Bone Graft Materials: A Comparison of Nanoss Bioactive 3d and Vitoss Ba in a Challenging Model

Introduction

The need for regeneration and repair of bone presents itself in a variety of clinical situations. The current gold standard of treatment is autograft harvested from the iliac crest or local bone. Inherent disadvantages associated with the use of autogenous bone include limited supply, increased operating time and donor site morbidity. This study utilized a challenging model of posterolateral fusion to evaluate the in vivo response of an engineered collagen carrier combined with nano-structured hydroxyapatite (NanOss Bioactive 3D, Pioneer Surgical) compared to a collagen porous beta-tricalcium phosphate bone void filler (Vitoss BA, Orthovita).

Materials and Methods

A single level posterolateral fusion was performed in 72 adult rabbits at 6, 12 and 26 weeks (8 per group per time point). Group 1: nanOss Bioactive 3D + bone marrow aspirate (BMA) + autograft, Group 2: Vitoss BA + BMA and Group 3: Autograft + BMA were compared were compared using radiographic (X-ray and Micro-computed tomography (μCT), biomechanics (manual palpation and tensile testing at 12 and 26 weeks) and histology.

Results

Radiographic grading and μCT demonstrated progressive increases in radiopacity at the transverse processes and at the middle of the developing fusion for Groups 1 and 3. New bone formation was noted for Group 2 only at the transverse processes (not in the middle of the fusion site).

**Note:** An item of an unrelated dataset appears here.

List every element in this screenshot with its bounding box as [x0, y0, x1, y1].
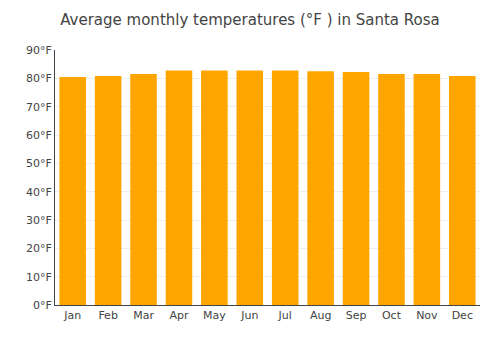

In this challenging model, manual palpation revealed comparable fusion rates in Groups 1 and 3 (43% and 38%, respectively). None of the animals from Group 2 were fused by manual palpation. Group 3 outperformed Group 2 (P<0.05) while the results were similar to Group 1. Histology on the transverse processes at 6, 12, and 26 weeks demonstrated an osteoconductive response with woven bone formation and subsequent remodeling for all groups. Histology in the middle of the fusion mass (between the transverse processes) also demonstrated an osteoconductive response with remodeling and the development of marrow spaces in the Groups 1 and 3 at 6, 12, and 26 weeks. Bone formation in the middle of the fusion was negligible at 6, 12 and 26 weeks for Group 2.

Discussion

Posterolateral fusion models represent an extremely challenging biological site to evaluate bone graft materials and provide insight into clinical performance. Group 1 (nanOss Bioactive 3D + Autograft + BMA) performed well in the current model providing an osteoconductive scaffold that supported new bone formation on the transverse processes as well as in the middle of the fusion mass and that remodeled with time based on all endpoints. The graft materials had yet to completely resorb by 26 weeks in the current model. Group 2 performed well on the transverse processes in terms of new bone formation however new bone in the middle of the fusion mass was negligible at 6, 12, and 26 weeks. Group 3 (Autograft + BMA) performed well with new bone formation and remodeling on the transverse process and in the middle of the fusion mass as well as is consistently reported with this model.